YOLA ÇIKMA SENDROMU
Yola çıkmak için tereddüt içinde kıvranıyordu. Oysa
başlamak için yola çıkmak gerekirdi. Yola anlam katan, niçin, neden, kimin için
çıkıldığıdır. Amacı, misyonu, değer biçilir,"bülbülün gülün sevgisi ile
kendini yitirmiş" sevgisi, olmasıdır.
Varılan yer olması için yol olması gerekir ve
varılan yere ulaşmak içinde bu var olan yerin birde yolcusu olmalı.
Yolcusu, olmayan yollar yol olmaz ki. Neden bu kadar
çok düşünüyorum diye kendine kızdı, köpürdü ama cesareti yoktu. Cesaret neden
bu kadar önemli olabilir diye hayıflandı. Başı korkunç derecede ağrıyordu;
saatlerce bu yola çıkmak düşüncesi başında korkunç ağrıların olmasına neden
olmuştu.
Oysa ne kadar kolay olacağını düşünerek sevinç den
bütün gece uyuyamamıştı. Kalbi yerinden sökülürcesine aymış, tüm vücudu
kazanacağı bu yoldaki başarının heyecanı ile tatlı ürpertiler içinde sıcak
terler döktürmüş, anlaşılması şimdiye kadar mümkün olmayan mutluluğa gark
etmişti.
Yola ne için çıkacağını unutmuş gibi, elini iki
başın arasına aldı derin düşüncelerle hatırlamaya çalıştı beyni durmuştu sanki
usulca oturduğu sandalye'de kalkarak yanan sobaya iki odun attı, pencereye
doğru ilerledi.
Ayakları sanki taş bağlanmışçasına ağırlaştı
sendeleyerek kanepeye kendini zorla attı. Anlayamadı bir an, şaşkınlıkla
etrafına baktı. Çıkmalı idi yola hem de vakit kaybetmeden ama nedense bu çok
zor geliyordu. Dün bu yola çıkmak için karar veren sanki kendisi değildi. Ne
kadar heyecan duymuştu. Buna karar veren ben değilsem kimdi o zaman.
Saçmalıyorum diyerek masaya doğruldu, bir bardak suyu bardağa doldurdu bir nefes
de yudumladı. Yoldaki zorluklar mı, meşakkat mi, çilemi onu böylesine korkutan?

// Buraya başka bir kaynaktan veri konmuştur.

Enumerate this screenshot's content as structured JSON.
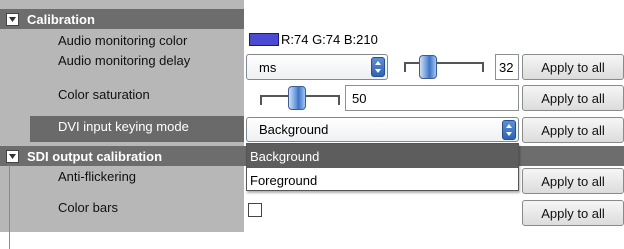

Yol karanlık olabilirdi zifiri karanlık olsalda; ışığın karşısında yok olmaya mahkûmdu.yağmur
yağsa da gökten boşanırcasına ,güneşi görmesi ile yok olmaya mahkûmdu..

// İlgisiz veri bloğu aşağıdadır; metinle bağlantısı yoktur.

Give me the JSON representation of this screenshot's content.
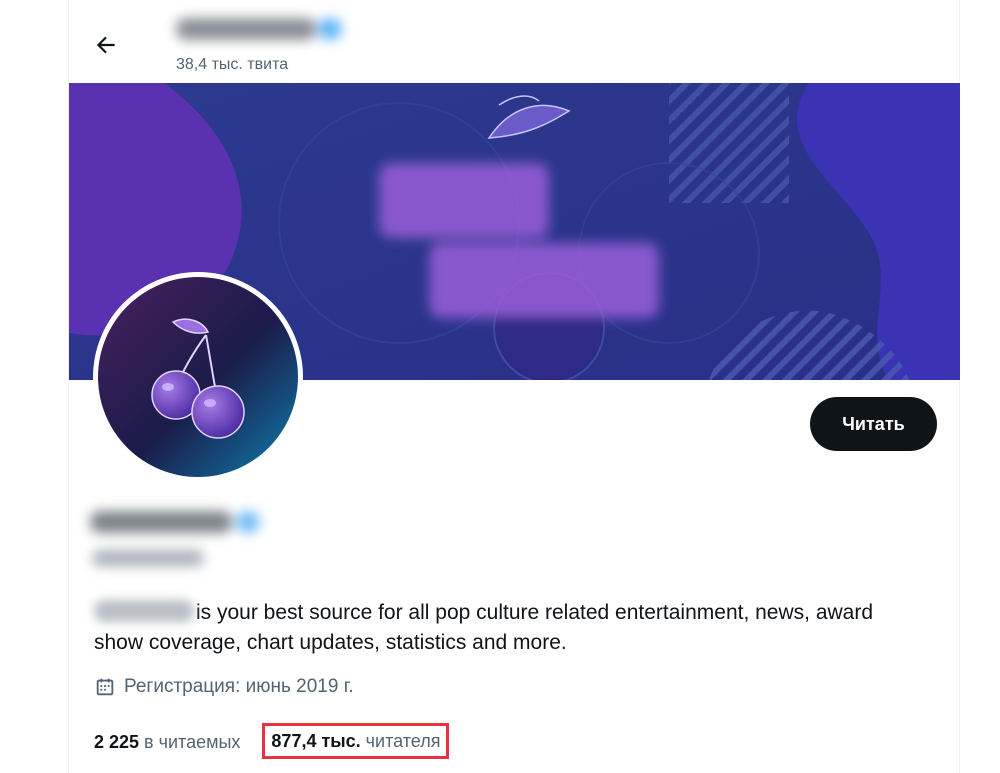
{
  "header": {
    "back_icon": "arrow-left-icon",
    "tweet_count": "38,4 тыс. твита"
  },
  "banner": {
    "colors": [
      "#3b2aa8",
      "#2a3590",
      "#6a37b8"
    ]
  },
  "profile": {
    "follow_button": "Читать",
    "bio_text": "is your best source for all pop culture related entertainment, news, award show coverage, chart updates, statistics and more.",
    "joined_icon": "calendar-icon",
    "joined_text": "Регистрация: июнь 2019 г.",
    "following_count": "2 225",
    "following_label": "в читаемых",
    "followers_count": "877,4 тыс.",
    "followers_label": "читателя"
  },
  "colors": {
    "accent_dark": "#0f1419",
    "secondary_text": "#536471",
    "highlight_border": "#e8323f",
    "verified_badge": "#5fb4f7"
  }
}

Bu ruh hali ile odada dolaştı taki yorulup ayakları
güçsüz kalıp yere yığılana kadar dolaştı ve yere yığıldı, çaresizce. Fırtınalar
kopuyordu bedeninde. Fırtınalar değil mi gemiye, yelkene hız ve yön veren
korkusuzca deli dolu olsa da, varmak için limana. Yelkenler bu kadar arzulu
iken rüzgârın gelmesine, gelince de sevgili gibi sarılıp yol almasına rağmen,
neden üstüne ölü toprak örtülmüş gibi hareketsizdi. Gözlerindeki parlak ışık
bir anada yok olmuştu... Zor olanla karşılamamak değil miydi, zorluğu aşamanın bedeli?

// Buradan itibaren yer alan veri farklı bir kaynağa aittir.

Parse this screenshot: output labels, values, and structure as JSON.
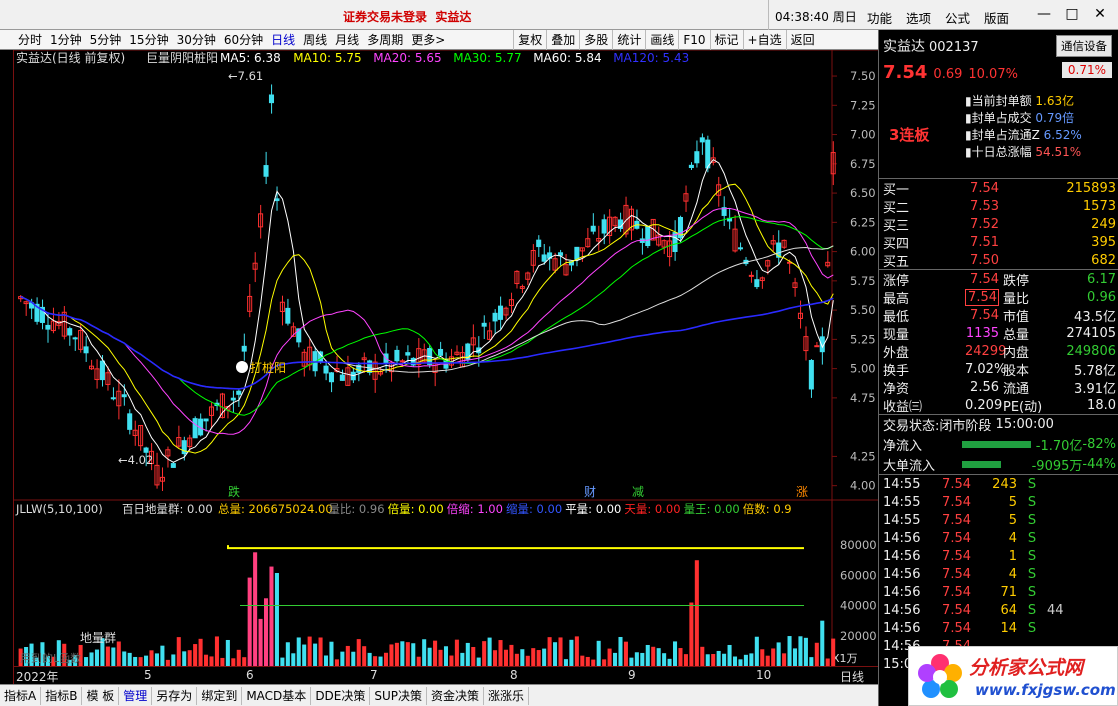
{
  "topbar": {
    "warning": "证券交易未登录",
    "stock": "实益达",
    "clock": "04:38:40",
    "weekday": "周日",
    "menu": [
      "功能",
      "选项",
      "公式",
      "版面"
    ],
    "win": [
      "—",
      "□",
      "✕"
    ]
  },
  "toolbar": {
    "first": " ",
    "periods": [
      "分时",
      "1分钟",
      "5分钟",
      "15分钟",
      "30分钟",
      "60分钟",
      "日线",
      "周线",
      "月线",
      "多周期",
      "更多>"
    ],
    "tools": [
      "复权",
      "叠加",
      "多股",
      "统计",
      "画线",
      "F10",
      "标记",
      "+自选",
      "返回"
    ]
  },
  "main": {
    "title": "实益达(日线 前复权)",
    "indicator": "巨量阴阳桩阳",
    "ma": [
      {
        "l": "MA5: 6.38",
        "c": "#ffffff"
      },
      {
        "l": "MA10: 5.75",
        "c": "#ffff00"
      },
      {
        "l": "MA20: 5.65",
        "c": "#ff44ff"
      },
      {
        "l": "MA30: 5.77",
        "c": "#00ff00"
      },
      {
        "l": "MA60: 5.84",
        "c": "#ffffff"
      },
      {
        "l": "MA120: 5.43",
        "c": "#3030ff"
      }
    ],
    "high_label": "7.61",
    "low_label": "4.02",
    "signal_label": "打桩阳",
    "yticks": [
      "7.50",
      "7.25",
      "7.00",
      "6.75",
      "6.50",
      "6.25",
      "6.00",
      "5.75",
      "5.50",
      "5.25",
      "5.00",
      "4.75",
      "4.25",
      "4.00"
    ],
    "event_labels": [
      "跌",
      "财",
      "减",
      "涨"
    ]
  },
  "sub": {
    "name": "JLLW(5,10,100)",
    "title": "百日地量群: 0.00",
    "fields": [
      {
        "l": "总量: 206675024.00",
        "c": "#ffcc00"
      },
      {
        "l": "量比: 0.96",
        "c": "#888888"
      },
      {
        "l": "倍量: 0.00",
        "c": "#ffff00"
      },
      {
        "l": "倍缩: 1.00",
        "c": "#ff44ff"
      },
      {
        "l": "缩量: 0.00",
        "c": "#3355ff"
      },
      {
        "l": "平量: 0.00",
        "c": "#ffffff"
      },
      {
        "l": "天量: 0.00",
        "c": "#ff2222"
      },
      {
        "l": "量王: 0.00",
        "c": "#33cc33"
      },
      {
        "l": "倍数: 0.9",
        "c": "#ffcc00"
      }
    ],
    "yticks": [
      "80000",
      "60000",
      "40000",
      "20000"
    ],
    "unit": "X1万",
    "group_label": "地量群",
    "watermark": "用到的L函数"
  },
  "xaxis": {
    "labels": [
      "2022年",
      "5",
      "6",
      "7",
      "8",
      "9",
      "10"
    ],
    "period": "日线"
  },
  "bottombar": {
    "tabs": [
      "指标A",
      "指标B",
      "模 板",
      "管理",
      "另存为",
      "绑定到",
      "MACD基本",
      "DDE决策",
      "SUP决策",
      "资金决策",
      "涨涨乐"
    ]
  },
  "panel": {
    "name": "实益达",
    "code": "002137",
    "button": "通信设备",
    "price": "7.54",
    "change": "0.69",
    "pct": "10.07%",
    "badge": "0.71%",
    "streak": "3连板",
    "seal": [
      {
        "k": "当前封单额",
        "v": "1.63亿",
        "c": "v"
      },
      {
        "k": "封单占成交",
        "v": "0.79倍",
        "c": "vb"
      },
      {
        "k": "封单占流通Z",
        "v": "6.52%",
        "c": "vb"
      },
      {
        "k": "十日总涨幅",
        "v": "54.51%",
        "c": "vr"
      }
    ],
    "book": [
      {
        "l": "买一",
        "p": "7.54",
        "q": "215893"
      },
      {
        "l": "买二",
        "p": "7.53",
        "q": "1573"
      },
      {
        "l": "买三",
        "p": "7.52",
        "q": "249"
      },
      {
        "l": "买四",
        "p": "7.51",
        "q": "395"
      },
      {
        "l": "买五",
        "p": "7.50",
        "q": "682"
      }
    ],
    "stats": [
      {
        "a": "涨停",
        "b": "7.54",
        "bc": "red",
        "c": "跌停",
        "d": "6.17",
        "dc": "green"
      },
      {
        "a": "最高",
        "b": "7.54",
        "bc": "red boxed",
        "c": "量比",
        "d": "0.96",
        "dc": "green"
      },
      {
        "a": "最低",
        "b": "7.54",
        "bc": "red",
        "c": "市值",
        "d": "43.5亿",
        "dc": "white"
      },
      {
        "a": "现量",
        "b": "1135",
        "bc": "purple",
        "c": "总量",
        "d": "274105",
        "dc": "white"
      },
      {
        "a": "外盘",
        "b": "24299",
        "bc": "red",
        "c": "内盘",
        "d": "249806",
        "dc": "green"
      },
      {
        "a": "换手",
        "b": "7.02%",
        "bc": "white",
        "c": "股本",
        "d": "5.78亿",
        "dc": "white"
      },
      {
        "a": "净资",
        "b": "2.56",
        "bc": "white",
        "c": "流通",
        "d": "3.91亿",
        "dc": "white"
      },
      {
        "a": "收益㈢",
        "b": "0.209",
        "bc": "white",
        "c": "PE(动)",
        "d": "18.0",
        "dc": "white"
      }
    ],
    "state_label": "交易状态:",
    "state": "闭市阶段",
    "state_time": "15:00:00",
    "flows": [
      {
        "l": "净流入",
        "v": "-1.70亿",
        "p": "-82%"
      },
      {
        "l": "大单流入",
        "v": "-9095万",
        "p": "-44%"
      }
    ],
    "ticks": [
      {
        "t": "14:55",
        "p": "7.54",
        "v": "243",
        "s": "S"
      },
      {
        "t": "14:55",
        "p": "7.54",
        "v": "5",
        "s": "S"
      },
      {
        "t": "14:55",
        "p": "7.54",
        "v": "5",
        "s": "S"
      },
      {
        "t": "14:56",
        "p": "7.54",
        "v": "4",
        "s": "S"
      },
      {
        "t": "14:56",
        "p": "7.54",
        "v": "1",
        "s": "S"
      },
      {
        "t": "14:56",
        "p": "7.54",
        "v": "4",
        "s": "S"
      },
      {
        "t": "14:56",
        "p": "7.54",
        "v": "71",
        "s": "S"
      },
      {
        "t": "14:56",
        "p": "7.54",
        "v": "64",
        "s": "S",
        "n": "44"
      },
      {
        "t": "14:56",
        "p": "7.54",
        "v": "14",
        "s": "S"
      },
      {
        "t": "14:56",
        "p": "7.54",
        "v": "",
        "s": ""
      },
      {
        "t": "15:00",
        "p": "",
        "v": "",
        "s": ""
      }
    ]
  },
  "logo": {
    "title": "分析家公式网",
    "url": "www.fxjgsw.com"
  },
  "chart_data": {
    "type": "candlestick",
    "title": "实益达(日线 前复权)",
    "ylim": [
      4.0,
      7.61
    ],
    "high": 7.61,
    "low": 4.02,
    "last_close": 7.54,
    "volume_ylim": [
      0,
      80000
    ],
    "volume_unit": "X1万"
  }
}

Bununla daha ne kadar baş edebilirdi? Vücudundaki hücreleri yok eden bu
düşünce; yüzleşmek yoldakilerle ancak bu merhem olurdu. Merhem olunan yolda
dertlere, yaralara, sevgisizliğe, ikiyüzlülüğe... Işık olan yolda neden
karanlık koyu, zifiri karanlık olarak algılıyorum hissi ile titredi. Alnında boncuk,
boncuk terler damlarken; pencereye doğruldu tekrar. Pencere demir parmaklıkla
çevrili idi. ürperdi. K im bu pencereye demir parmaklıkla çevirdi diye hayıflandı,
kendisi çevirmişti; güvenli olsun diye. Ama şimdi tüm bedeni, zihnide demir
parmaklıkla çevrilmiş gibiydi. Etrafına baktı demir parmaklığın anahtarını
aramaya başladı, hafif'den gülümser gibi
Aradığını bulamayacağını anlamış olacak! Ki iki
büklüm yere yığıldı. Cesareti yoktu; cesaret olmayınca aramanın, anahtarı
bularak demir parmaklıklarda kurtulmanın ne önemi var dedi kendi kendine.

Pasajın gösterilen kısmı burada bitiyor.